Seit jeher sind es Visionäre, die uns ein Bild von der Zukunft malen, unglaubliche Voraussagen treffen oder letztendlich die Welt mit Ihren Ideen verändern. Es handelt sich hierbei um Menschen, die große Spuren in der Menschheitsgeschichte hinterlassen und die Entwicklung der humanen Spezies weiter vorantreiben.

Am 15.02. diesen Jahres feierte einer dieser schillernden Persönlichkeiten seinen 450. Geburtstag. Die Rede ist natürlich von Galileo Galilei! Der am 15. Februar 1564 geborene Italiener war seiner Zeit ein herausragender Mathematiker, Philosoph, Astronom und Physiker – ein wahrhaftiges Genie!

Galileo Galilei und Steve Jobs - Visionäre ihrer Zeit!

Galileo Galilei und Steve Jobs – Visionäre ihrer Zeit!

Am Anfang seiner Laufbahn bekam Galilei eine Stelle als Lektor für Mathematik an der Universität in Pisa.

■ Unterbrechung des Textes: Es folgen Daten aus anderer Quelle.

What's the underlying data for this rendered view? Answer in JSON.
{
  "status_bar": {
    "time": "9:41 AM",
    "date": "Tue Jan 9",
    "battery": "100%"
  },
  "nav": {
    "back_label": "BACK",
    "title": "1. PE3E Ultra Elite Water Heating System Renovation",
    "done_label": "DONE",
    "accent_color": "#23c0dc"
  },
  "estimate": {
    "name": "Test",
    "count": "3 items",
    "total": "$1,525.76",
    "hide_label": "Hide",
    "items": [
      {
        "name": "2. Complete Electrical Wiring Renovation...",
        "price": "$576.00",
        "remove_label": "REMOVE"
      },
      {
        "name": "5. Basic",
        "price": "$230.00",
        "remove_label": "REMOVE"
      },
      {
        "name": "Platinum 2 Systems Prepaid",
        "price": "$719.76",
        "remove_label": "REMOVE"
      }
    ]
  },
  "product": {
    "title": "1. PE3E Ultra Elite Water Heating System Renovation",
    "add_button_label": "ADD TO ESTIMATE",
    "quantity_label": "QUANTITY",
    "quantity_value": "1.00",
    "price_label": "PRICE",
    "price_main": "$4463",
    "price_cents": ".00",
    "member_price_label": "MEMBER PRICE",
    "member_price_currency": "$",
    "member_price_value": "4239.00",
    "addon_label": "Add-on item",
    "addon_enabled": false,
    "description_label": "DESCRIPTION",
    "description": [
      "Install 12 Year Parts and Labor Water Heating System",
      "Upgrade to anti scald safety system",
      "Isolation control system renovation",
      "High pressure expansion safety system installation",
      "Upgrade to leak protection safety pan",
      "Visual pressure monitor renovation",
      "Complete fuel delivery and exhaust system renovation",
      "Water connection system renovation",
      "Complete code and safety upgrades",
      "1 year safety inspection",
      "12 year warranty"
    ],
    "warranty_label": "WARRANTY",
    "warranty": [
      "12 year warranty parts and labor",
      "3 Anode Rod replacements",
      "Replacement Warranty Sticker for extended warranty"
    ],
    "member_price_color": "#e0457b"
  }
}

Er verdiente lediglich einen Hungerlohn, schaffte es dennoch das Thermometer zu entwickeln, wenn auch ein noch recht unpräzises Modell. Er beschäftigte sich mit der Geschwindigkeit und fand heraus, dass Beschleunigung nicht identisch mit dieser ist. 1592 schaffte Galileo es zum Professor der Mathematik in Padua. Er erfand den Compasso, den Vorläufer eines Rechenschiebers und setzte sich mehr mit dem faszinierenden Sternenhimmel auseinander. Neben der Astronomie interessierte er sich zunehmend für die Naturphilosophie. Galilei revolutionierte die Astronomie, da er als einer der ersten Menschen überhaupt ein Fernrohr zur Beobachtung von Himmelskörpern nutzte!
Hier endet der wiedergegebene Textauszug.